Support thought-provoking, quality journalism. Join The New Republic for $3.99/month.

Remember, when Obama and the Republicans were debating these issues in 2011, Obama was at his weakest. A few months earlier, the Democrats had recently suffered a devastating, humiliating defeat in the midterm elections. The recovery had stalled and unemployment, at 9.5 percent, was about to start rising again. Obama’s approval rating was bottoming out at about 45 percent. 

Today, by contrast, the recovery seems to be well underway, with unemployment below 8 percent and, most likely, on the way down. Obama’s approval rating is up to 48 percent. He just won a presidential election, with a sizeable margin in the electoral college and a surprisingly comfortable margin in the popular vote. At last count, Obama was beating Romney by 50 percent to 48 percent, or a difference of nearly 3 million votes.

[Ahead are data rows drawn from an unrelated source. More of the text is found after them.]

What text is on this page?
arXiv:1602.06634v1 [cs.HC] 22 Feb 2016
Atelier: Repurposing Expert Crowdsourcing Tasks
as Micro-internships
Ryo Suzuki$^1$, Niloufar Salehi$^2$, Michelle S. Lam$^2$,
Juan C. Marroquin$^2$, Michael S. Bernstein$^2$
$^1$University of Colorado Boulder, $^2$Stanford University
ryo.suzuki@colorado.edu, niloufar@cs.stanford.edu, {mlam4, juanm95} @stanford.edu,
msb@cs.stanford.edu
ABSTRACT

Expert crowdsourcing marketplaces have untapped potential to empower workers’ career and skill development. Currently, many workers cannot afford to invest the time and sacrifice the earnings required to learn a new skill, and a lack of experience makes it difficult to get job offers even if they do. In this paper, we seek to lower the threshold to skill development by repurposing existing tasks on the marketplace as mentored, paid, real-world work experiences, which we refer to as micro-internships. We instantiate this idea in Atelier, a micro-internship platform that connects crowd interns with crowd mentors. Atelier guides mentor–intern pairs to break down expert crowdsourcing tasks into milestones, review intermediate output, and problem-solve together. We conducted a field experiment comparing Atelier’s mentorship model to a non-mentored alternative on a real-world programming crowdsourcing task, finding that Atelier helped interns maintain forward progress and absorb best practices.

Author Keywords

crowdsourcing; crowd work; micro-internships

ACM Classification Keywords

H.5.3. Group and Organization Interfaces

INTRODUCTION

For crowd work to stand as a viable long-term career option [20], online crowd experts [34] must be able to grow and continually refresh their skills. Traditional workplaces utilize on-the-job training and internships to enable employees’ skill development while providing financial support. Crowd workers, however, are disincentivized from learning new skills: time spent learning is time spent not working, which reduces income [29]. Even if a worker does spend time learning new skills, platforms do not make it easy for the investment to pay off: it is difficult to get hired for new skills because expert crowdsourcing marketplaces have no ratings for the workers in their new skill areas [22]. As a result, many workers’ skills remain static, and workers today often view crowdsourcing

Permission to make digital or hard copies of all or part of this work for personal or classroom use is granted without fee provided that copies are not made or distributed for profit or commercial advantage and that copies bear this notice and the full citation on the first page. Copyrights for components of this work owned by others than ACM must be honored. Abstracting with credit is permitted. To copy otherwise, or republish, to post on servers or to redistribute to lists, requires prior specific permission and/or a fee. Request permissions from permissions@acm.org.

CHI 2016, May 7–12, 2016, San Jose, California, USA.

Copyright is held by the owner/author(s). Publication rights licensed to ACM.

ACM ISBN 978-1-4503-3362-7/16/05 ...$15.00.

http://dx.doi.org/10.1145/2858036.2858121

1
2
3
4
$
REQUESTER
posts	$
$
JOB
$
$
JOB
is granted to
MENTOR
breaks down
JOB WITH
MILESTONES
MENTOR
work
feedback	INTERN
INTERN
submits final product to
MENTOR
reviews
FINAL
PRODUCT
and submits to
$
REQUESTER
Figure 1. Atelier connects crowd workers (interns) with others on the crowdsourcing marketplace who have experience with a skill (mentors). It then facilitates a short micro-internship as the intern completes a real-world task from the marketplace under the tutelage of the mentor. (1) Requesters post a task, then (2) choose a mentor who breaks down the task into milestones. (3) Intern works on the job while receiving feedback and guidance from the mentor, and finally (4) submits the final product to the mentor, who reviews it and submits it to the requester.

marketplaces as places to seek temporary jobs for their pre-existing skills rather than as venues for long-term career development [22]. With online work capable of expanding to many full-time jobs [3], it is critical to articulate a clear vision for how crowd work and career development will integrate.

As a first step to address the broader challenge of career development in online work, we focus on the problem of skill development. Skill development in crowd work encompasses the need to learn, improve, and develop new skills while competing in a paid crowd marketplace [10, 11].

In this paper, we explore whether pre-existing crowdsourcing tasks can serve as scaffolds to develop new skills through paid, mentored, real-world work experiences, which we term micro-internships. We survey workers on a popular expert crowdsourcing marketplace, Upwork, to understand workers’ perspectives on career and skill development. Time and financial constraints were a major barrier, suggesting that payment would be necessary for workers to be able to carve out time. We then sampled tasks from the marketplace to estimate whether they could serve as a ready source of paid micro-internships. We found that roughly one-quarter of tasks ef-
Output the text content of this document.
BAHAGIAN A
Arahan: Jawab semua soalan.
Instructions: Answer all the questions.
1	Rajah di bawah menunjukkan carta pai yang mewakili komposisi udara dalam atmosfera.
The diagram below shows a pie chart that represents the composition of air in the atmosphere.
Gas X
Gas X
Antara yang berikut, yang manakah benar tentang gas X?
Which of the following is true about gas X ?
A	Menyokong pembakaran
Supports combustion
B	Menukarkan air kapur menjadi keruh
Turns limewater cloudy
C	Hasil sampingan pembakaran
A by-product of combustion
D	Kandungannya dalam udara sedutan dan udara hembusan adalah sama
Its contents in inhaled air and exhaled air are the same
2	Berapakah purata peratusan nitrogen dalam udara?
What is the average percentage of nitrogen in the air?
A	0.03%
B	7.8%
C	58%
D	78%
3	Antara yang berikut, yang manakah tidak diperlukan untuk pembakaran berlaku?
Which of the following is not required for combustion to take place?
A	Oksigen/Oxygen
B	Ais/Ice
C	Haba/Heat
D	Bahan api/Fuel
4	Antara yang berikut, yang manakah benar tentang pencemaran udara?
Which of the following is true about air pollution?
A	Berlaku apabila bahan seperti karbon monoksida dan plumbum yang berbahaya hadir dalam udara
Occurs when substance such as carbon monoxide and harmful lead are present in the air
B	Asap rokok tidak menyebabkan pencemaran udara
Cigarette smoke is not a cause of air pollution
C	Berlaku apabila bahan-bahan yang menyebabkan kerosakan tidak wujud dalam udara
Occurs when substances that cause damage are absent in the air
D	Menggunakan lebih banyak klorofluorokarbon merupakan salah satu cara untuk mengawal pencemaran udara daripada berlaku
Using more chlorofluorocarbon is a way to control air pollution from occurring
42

Democrats didn’t take control of the House, which is to be expected given gerrymandering. But, to almost everybody’s surprise, they picked up two seats in Senate. And, as Greg Sargent points out, "the influx of new arrivals means a more liberal and energetic Democratic caucus." That’s no small thing: Throughout the first two years of Obama’s presidency, the need to appease conservative Democrats in the Senate constrained Obama’s maneuvering room. 

Most important of all, perhaps, a major issue in the presidential election was the question of whether to raise taxes on the wealthy. It was a theme of all the big convention speeches, a regular staple of Obama’s campaign appearances, and a point Obama invoked at every one of the debates.

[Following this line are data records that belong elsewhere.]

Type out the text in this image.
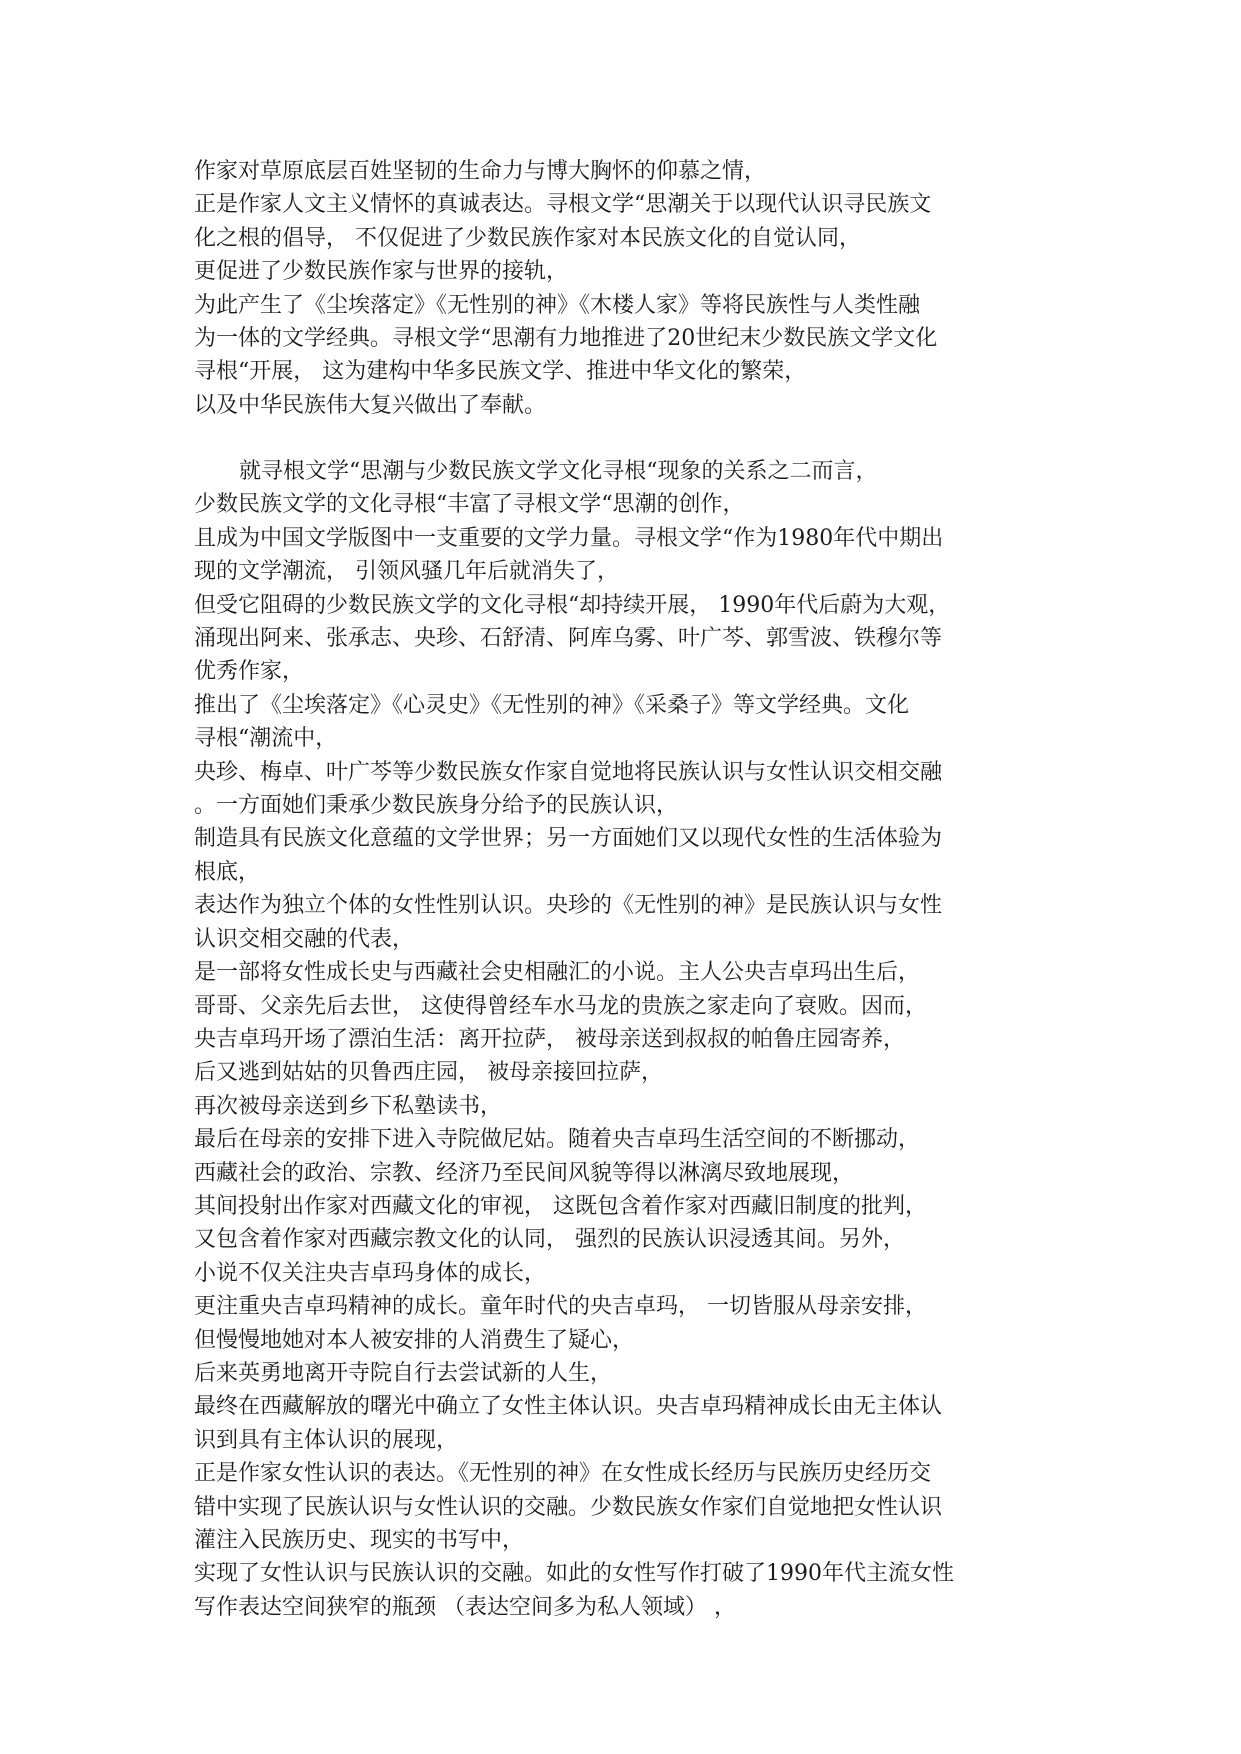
作家对草原底层百姓坚韧的生命力与博大胸怀的仰慕之情，
正是作家人文主义情怀的真诚表达。寻根文学“思潮关于以现代认识寻民族文
化之根的倡导， 不仅促进了少数民族作家对本民族文化的自觉认同，
更促进了少数民族作家与世界的接轨，
为此产生了《尘埃落定》《无性别的神》《木楼人家》等将民族性与人类性融
为一体的文学经典。寻根文学“思潮有力地推进了20世纪末少数民族文学文化
寻根“开展， 这为建构中华多民族文学、推进中华文化的繁荣，
以及中华民族伟大复兴做出了奉献。
就寻根文学“思潮与少数民族文学文化寻根“现象的关系之二而言，
少数民族文学的文化寻根“丰富了寻根文学“思潮的创作，
且成为中国文学版图中一支重要的文学力量。寻根文学“作为1980年代中期出
现的文学潮流， 引领风骚几年后就消失了，
但受它阻碍的少数民族文学的文化寻根“却持续开展， 1990年代后蔚为大观，
涌现出阿来、张承志、央珍、石舒清、阿库乌雾、叶广芩、郭雪波、铁穆尔等
优秀作家，
推出了《尘埃落定》《心灵史》《无性别的神》《采桑子》等文学经典。文化
寻根“潮流中，
央珍、梅卓、叶广芩等少数民族女作家自觉地将民族认识与女性认识交相交融
。一方面她们秉承少数民族身分给予的民族认识，
制造具有民族文化意蕴的文学世界；另一方面她们又以现代女性的生活体验为
根底，
表达作为独立个体的女性性别认识。央珍的《无性别的神》是民族认识与女性
认识交相交融的代表，
是一部将女性成长史与西藏社会史相融汇的小说。主人公央吉卓玛出生后，
哥哥、父亲先后去世， 这使得曾经车水马龙的贵族之家走向了衰败。因而，
央吉卓玛开场了漂泊生活：离开拉萨， 被母亲送到叔叔的帕鲁庄园寄养，
后又逃到姑姑的贝鲁西庄园， 被母亲接回拉萨，
再次被母亲送到乡下私塾读书，
最后在母亲的安排下进入寺院做尼姑。随着央吉卓玛生活空间的不断挪动，
西藏社会的政治、宗教、经济乃至民间风貌等得以淋漓尽致地展现，
其间投射出作家对西藏文化的审视， 这既包含着作家对西藏旧制度的批判，
又包含着作家对西藏宗教文化的认同， 强烈的民族认识浸透其间。另外，
小说不仅关注央吉卓玛身体的成长，
更注重央吉卓玛精神的成长。童年时代的央吉卓玛， 一切皆服从母亲安排，
但慢慢地她对本人被安排的人消费生了疑心，
后来英勇地离开寺院自行去尝试新的人生，
最终在西藏解放的曙光中确立了女性主体认识。央吉卓玛精神成长由无主体认
识到具有主体认识的展现，
正是作家女性认识的表达。《无性别的神》在女性成长经历与民族历史经历交
错中实现了民族认识与女性认识的交融。少数民族女作家们自觉地把女性认识
灌注入民族历史、现实的书写中，
实现了女性认识与民族认识的交融。如此的女性写作打破了1990年代主流女性
写作表达空间狭窄的瓶颈 （表达空间多为私人领域） ，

The other big change since last time is the policy circumstances. During the 2011 debate, which was about whether to raise the debt ceiling, Republicans held the leverage. Both sides feared the consequences of doing nothing, given the economic repercussions if the government had to start defaulting on bills. But some Republicans were so opposed to spending they considered inaction the lesser of evils. And Obama, as a sitting president about to seek reelection, knew he’d bear political responsibility for the resulting economic damage.

This time, Republicans probably feel they have more to lose. The automatic cuts affect a wide variety of programs, but they hit defense spending particularly hard. Obama doesn’t have to run for reelection anymore. And he wants taxes on the wealthy to go up. Allowing the Bush tax cuts to expire would accomplish that, although Obama would likely react by trying to restore—or effectively replace—the cuts for the middle class.

As folks like Jonathan Chait have been saying for a while, Obama appears to have a much stronger bargaining position this time around. And during a press conference on Wednesday, Vice President Biden seemed to say he agreed. “There was a clear, a clear sort of mandate," Biden said, "about people coming much closer to our view about how to deal with tax policy.” But liberals will be watching closely—very closely—to make sure the White House and congressional Democrats put this leverage to good use. Neera Tanden, president of the Center for American Progress and occasional TNR contributor, puts it this way:

It would be deeply discouraging to all those who have worked so hard over the last two years to elect the president and expand the Democratic majority in the senate to simply reset the fiscal cliff negotiations back to where it was a year and a half ago, with too little revenue on the table and too many hits to beneficiaries.  And that is why I expect that any final negotiation will better reflect the priorities of the American people.

Update: My original version incorrectly described the debt ceiling debate as taking place in 2010. I was quite obviously among those still recovering from Tuesday night. My thanks to the several readers who pointed out my error. I also cleaned up a grotesquely mixed metaphor early in the piece.